Da komme es in der Vorweihnachtszeit auch öfter mal vor, dass Großeltern mit einem großen Wunschzettel der Enkelkinder in den Laden kommen und sich von den fünf festangestellten Verkäufern sowie im Weihnachtsgeschäft den ein bis zu zwei Aushilfen, darunter auch Henri Laaß, beraten lassen wollen. So sind ein ferngesteuertes Skateboard, veränderbare Federmappen mit kleinen bunten Steckern, intelligente Knete, die sich in Windeseile in einen Flummi verwandeln lässt, und die altbekannte Holzeisenbahn beliebt, sagt Bockhold. Aber auch Gesellschaftsspiele, Puppen und Spiele für das räumliche Vorstellungsvermögen zum Bauen, Stapeln, Puzzeln und Sortieren sind hoch im Kurs. „Das unterscheidet uns von den Onlinehändlern. Wir stehen dem Kunden dann zur Seite, beraten ihn und führen auch die Spielsachen vor“, sagt Bockhold.

Eine weitere Herausforderung ist zudem die ständige Verfügbarkeit von Artikeln, die online innerhalb von kürzester Zeit zum Kunden geliefert werden können. „Im Laden ist das kaum realisierbar. Wir können Artikel bestellen, doch wir sind nicht Amazon, die einen kleinen Artikel in großen Paketen versenden und das in schnellster Zeit. Vor Weihnachten kann es dann auch mal ein bisschen länger dauern“, sagt Gordon Bockhold. Doch viele Artikel seien im Geschäft vorrätig, versichert der Geschäftsführer.

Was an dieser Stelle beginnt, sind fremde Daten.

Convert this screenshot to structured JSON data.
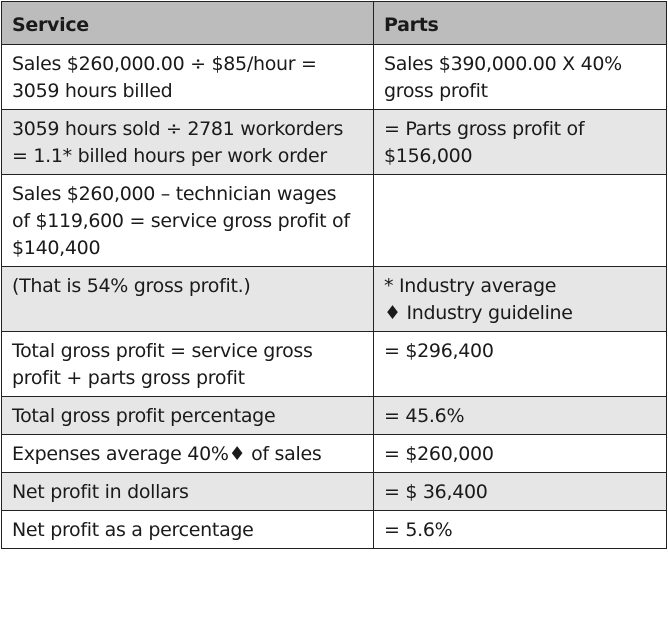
{
  "header": {
    "service": "Service",
    "parts": "Parts"
  },
  "rows": [
    {
      "service": "Sales $260,000.00 ÷ $85/hour =\n3059 hours billed",
      "parts": "Sales $390,000.00 X 40%\ngross profit"
    },
    {
      "service": "3059 hours sold ÷ 2781 workorders\n= 1.1* billed hours per work order",
      "parts": "= Parts gross profit of\n$156,000"
    },
    {
      "service": "Sales $260,000 – technician wages\nof $119,600 = service gross profit of\n$140,400",
      "parts": ""
    },
    {
      "service": "(That is 54% gross profit.)",
      "parts": "* Industry average\n♦ Industry guideline"
    },
    {
      "service": "Total gross profit = service gross\nprofit + parts gross profit",
      "parts": "= $296,400"
    },
    {
      "service": "Total gross profit percentage",
      "parts": "= 45.6%"
    },
    {
      "service": "Expenses average 40%♦ of sales",
      "parts": "= $260,000"
    },
    {
      "service": "Net profit in dollars",
      "parts": "= $ 36,400"
    },
    {
      "service": "Net profit as a percentage",
      "parts": "= 5.6%"
    }
  ]
}
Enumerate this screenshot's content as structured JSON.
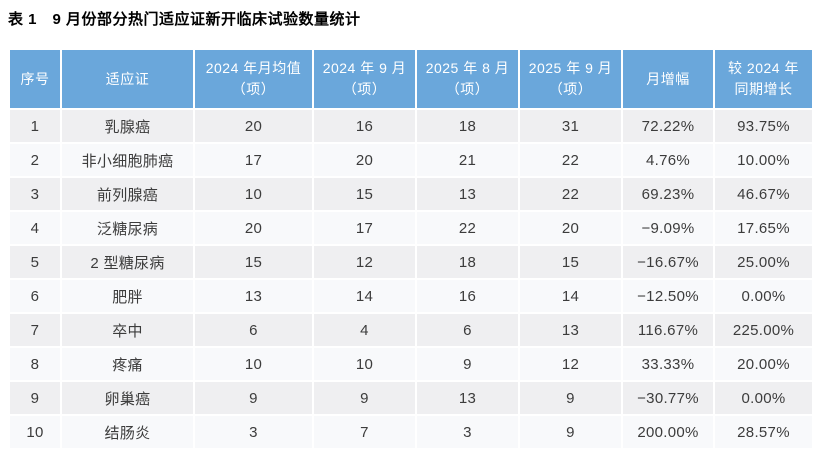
{
  "page": {
    "title": "表 1　9 月份部分热门适应证新开临床试验数量统计"
  },
  "colors": {
    "header_bg": "#6aa7db",
    "header_text": "#ffffff",
    "row_odd_bg": "#efeff1",
    "row_even_bg": "#f8f9fb",
    "cell_text": "#3c3c3c",
    "title_text": "#000000"
  },
  "chart_data": {
    "type": "table",
    "title": "表 1　9 月份部分热门适应证新开临床试验数量统计",
    "columns": [
      "序号",
      "适应证",
      "2024 年月均值（项）",
      "2024 年 9 月（项）",
      "2025 年 8 月（项）",
      "2025 年 9 月（项）",
      "月增幅",
      "较 2024 年同期增长"
    ],
    "header_lines": [
      [
        "序号"
      ],
      [
        "适应证"
      ],
      [
        "2024 年月均值",
        "（项）"
      ],
      [
        "2024 年 9 月",
        "（项）"
      ],
      [
        "2025 年 8 月",
        "（项）"
      ],
      [
        "2025 年 9 月",
        "（项）"
      ],
      [
        "月增幅"
      ],
      [
        "较 2024 年",
        "同期增长"
      ]
    ],
    "rows": [
      [
        "1",
        "乳腺癌",
        "20",
        "16",
        "18",
        "31",
        "72.22%",
        "93.75%"
      ],
      [
        "2",
        "非小细胞肺癌",
        "17",
        "20",
        "21",
        "22",
        "4.76%",
        "10.00%"
      ],
      [
        "3",
        "前列腺癌",
        "10",
        "15",
        "13",
        "22",
        "69.23%",
        "46.67%"
      ],
      [
        "4",
        "泛糖尿病",
        "20",
        "17",
        "22",
        "20",
        "−9.09%",
        "17.65%"
      ],
      [
        "5",
        "2 型糖尿病",
        "15",
        "12",
        "18",
        "15",
        "−16.67%",
        "25.00%"
      ],
      [
        "6",
        "肥胖",
        "13",
        "14",
        "16",
        "14",
        "−12.50%",
        "0.00%"
      ],
      [
        "7",
        "卒中",
        "6",
        "4",
        "6",
        "13",
        "116.67%",
        "225.00%"
      ],
      [
        "8",
        "疼痛",
        "10",
        "10",
        "9",
        "12",
        "33.33%",
        "20.00%"
      ],
      [
        "9",
        "卵巢癌",
        "9",
        "9",
        "13",
        "9",
        "−30.77%",
        "0.00%"
      ],
      [
        "10",
        "结肠炎",
        "3",
        "7",
        "3",
        "9",
        "200.00%",
        "28.57%"
      ]
    ]
  }
}
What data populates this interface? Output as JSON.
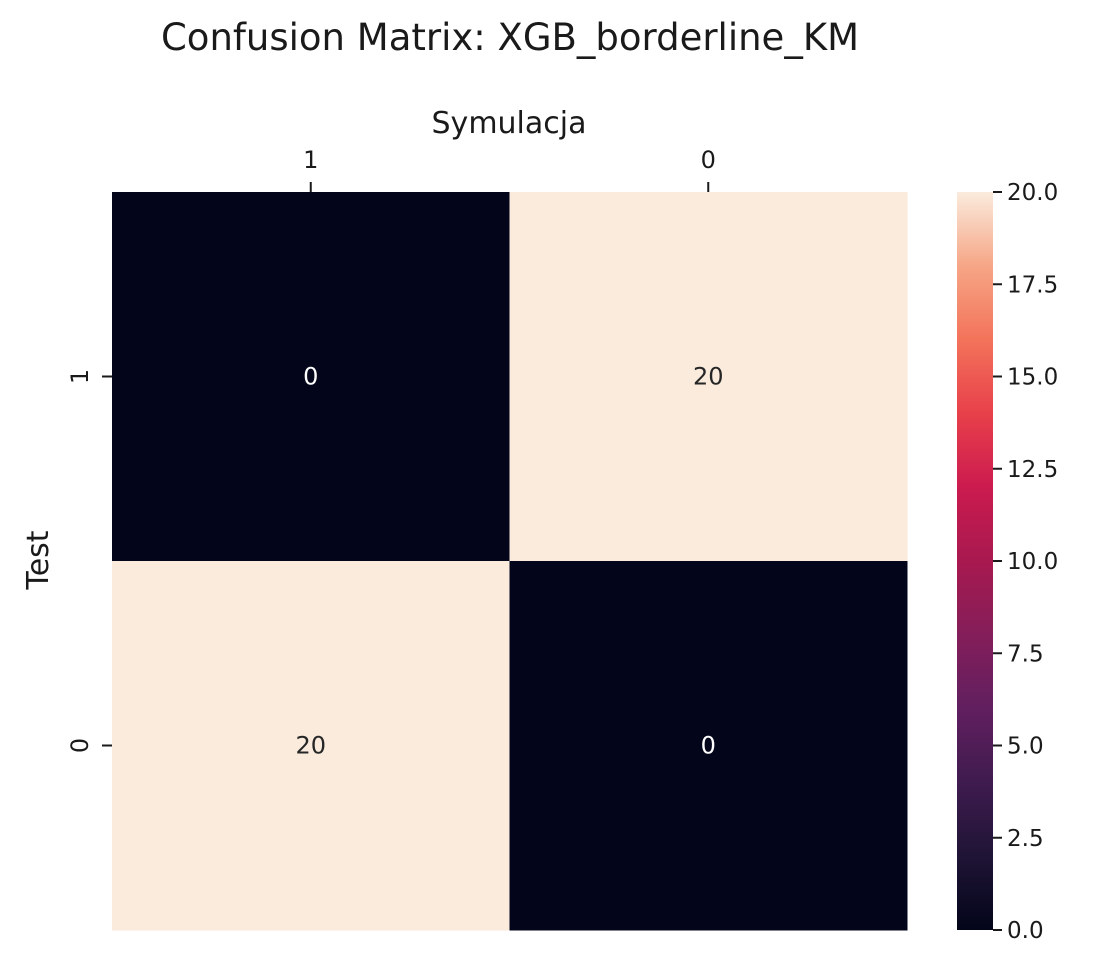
{
  "chart_data": {
    "type": "heatmap",
    "title": "Confusion Matrix: XGB_borderline_KM",
    "xlabel": "Symulacja",
    "ylabel": "Test",
    "x_categories": [
      "1",
      "0"
    ],
    "y_categories": [
      "1",
      "0"
    ],
    "values": [
      [
        0,
        20
      ],
      [
        20,
        0
      ]
    ],
    "annotations": true,
    "colormap": "rocket",
    "colorbar": {
      "range": [
        0,
        20
      ],
      "ticks": [
        0,
        2.5,
        5,
        7.5,
        10,
        12.5,
        15,
        17.5,
        20
      ],
      "tick_labels": [
        "0.0",
        "2.5",
        "5.0",
        "7.5",
        "10.0",
        "12.5",
        "15.0",
        "17.5",
        "20.0"
      ]
    },
    "x_axis_position": "top",
    "grid": false
  },
  "colors": {
    "low": "#03051a",
    "high": "#faebdd",
    "text_on_dark": "#ffffff",
    "text_on_light": "#262626",
    "axis_text": "#1a1a1a"
  }
}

Einen Onlineshop soll es bei Lirum Larum weiterhin nicht geben: „Wir hatten früher mal einen Online-Auftritt, doch dem Preisverfall kann man dort nicht lange standhalten. Zudem nützt es nichts, wenn du einen schönen Laden hast – das sieht der Onlinekäufer ja gar nicht. Die Innenstadt wäre dann irgendwann ausgestorben“, findet der Spielwarenhändler. Und nirgends könne schneller auf die Trends der jungen Zielgruppe reagiert werden, als direkt im Geschäft, sagt Bockhold. So holt er sich auch bei Messen Ideen oder tauscht sich mit anderen Spielwarenläden aus dem gesamten Land aus. Anschließend werden die Ideen dann im Laden umgesetzt.

„Man kann sagen, wir verdienen hier spielend unser Geld“, sagt Gordon Bockhold mit einem Augenzwinkern und widmet sich dann wieder dem Weihnachtsgeschäft.